How much this measure would reduce illegal purchases I cannot say because there are no statistics on how many people would just ignore such a law. It would foreclose transactions that occur at gunshows without background checks, but it would rely mostly on voluntary compliance with the remainder of private transactions. I can estimate that compliance between 51 and 64%, but that's only relevant if you agree with my choice of statistical models. Nonetheless, it points to a significant reduction of sales without background checks from the status quo. It's major weakness is the same as what Dogfish pointed out in one of his posts, that the government already fails to prosecute felons who fail background checks at FFL dealers/stores.
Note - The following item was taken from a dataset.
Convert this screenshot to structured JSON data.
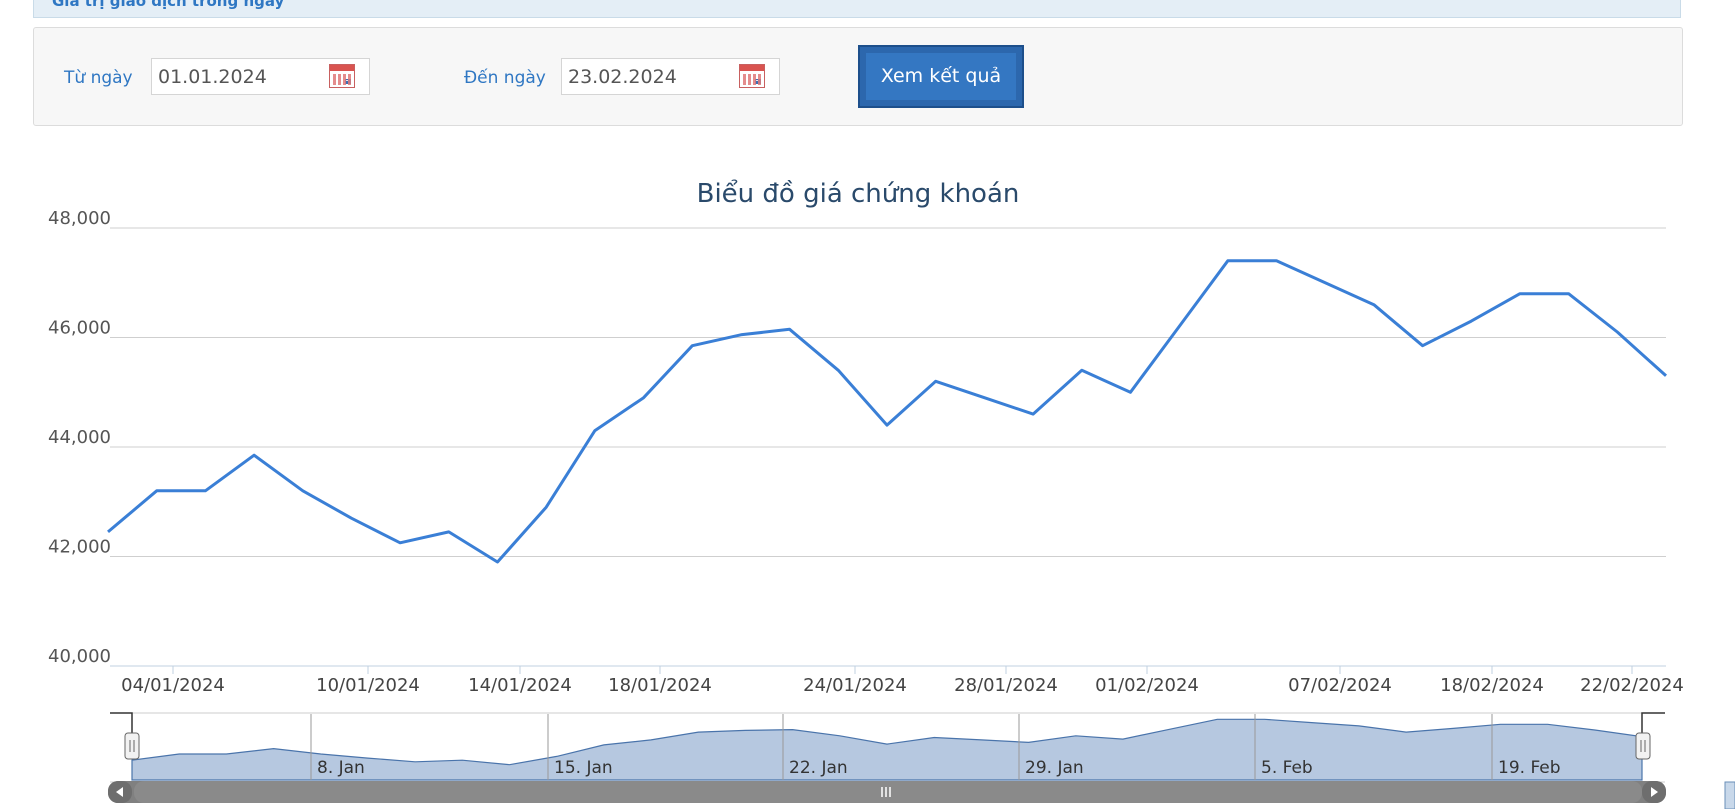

Closing that gap would be necessary for expanded background checks to have its maximum effectiveness.

The second measure that would reduce gun murders is one that has been talked about, but no one that I am aware of has yet articulated how to go about collecting and then combining records of mental patients with the gun background check database, that really isn't a database because the 1968 gun control law prohibits it, etc., and I really don't understand enough about it, and apparently the pundits don't either, which is why a well articulated measure that would achieve the intended purpose hasn't yet been introduced.
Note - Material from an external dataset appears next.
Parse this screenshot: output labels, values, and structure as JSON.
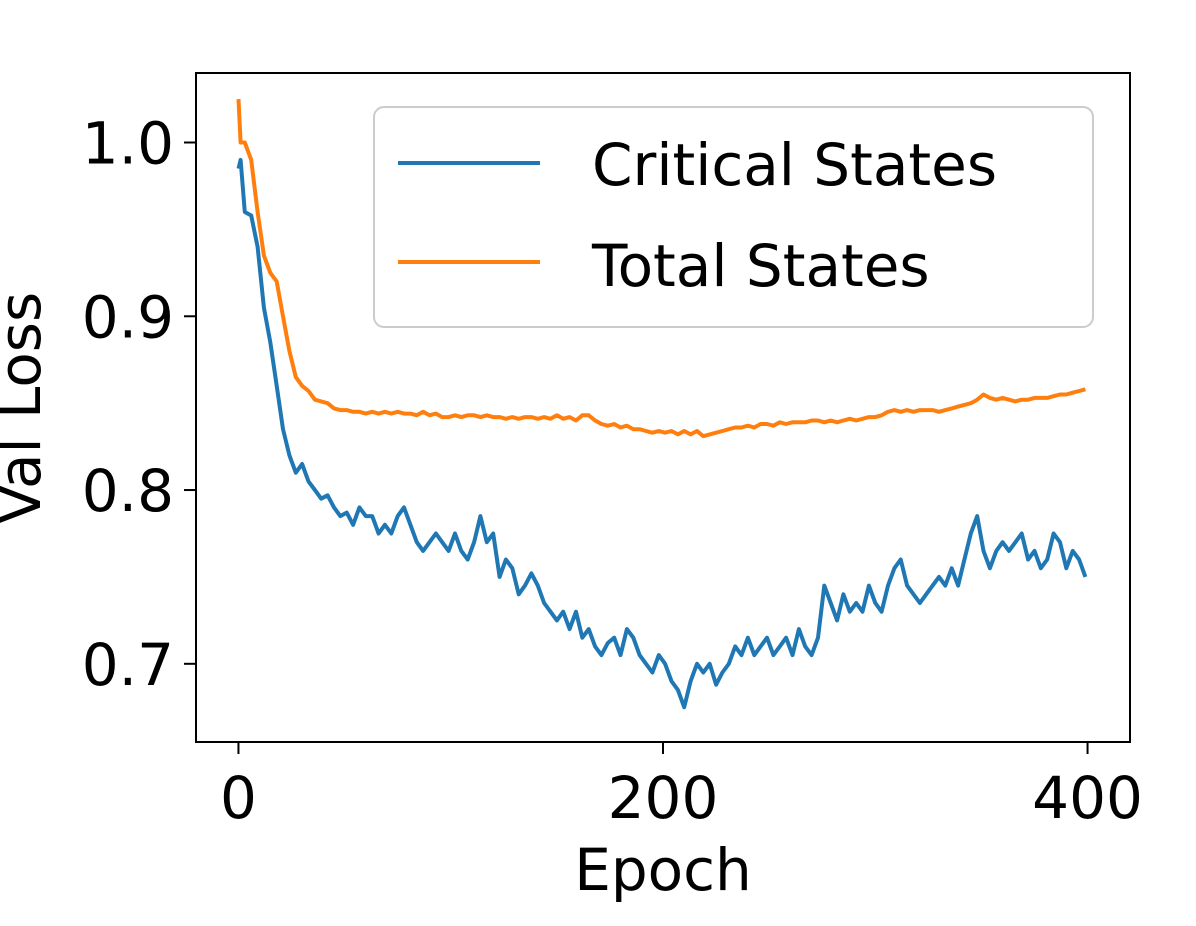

Personally, I don't have much faith in any preventative measure intended to keep guns out of the hands of the mentally unstable. Sure, some people who were known to be fruitcakes have committed gun murders. But it seems like far more people who commit murders and are mentally unstable, were stable enough a few months before the act to have passed any mental health evaluation. I don't think there is a way to predict that a person will be ineligible to own firearms 6 or 12 months from now and thereby prevent him from obtaining them today. I think this is one of those outcomes that no matter how desirable it is, just isn't going to be on the menu.

Another measure, that is not being seriously proposed as far as I know, is confiscation. I just read last week, and this was by a better statistician than I, is that banning all future manufacturing and sale of handguns and successfully confiscating 10% of existing handguns in the US could be expected to reduce handgun murders by, . . . 4%. Of course, the carnage resulting from attempting to confiscate even 10% of existing handguns would likely be much higher.

As for Illahee's suggestion to not ban assault weapons but to require training and certification, as appealing as that will sound to the uninformed, would not reduce gun murder by any statistically significant amount simply because such a low percentage of gun murders occur with "assault weapons," about 2%. If there is a reduction, it would be darn close to "not statistically different from zero." I realize, that if it were my child that was saved, it would be very significant, but on a national scale in a nation where killing people is as popular as it is in the US, the difference would be difficult, if not impossible, to measure.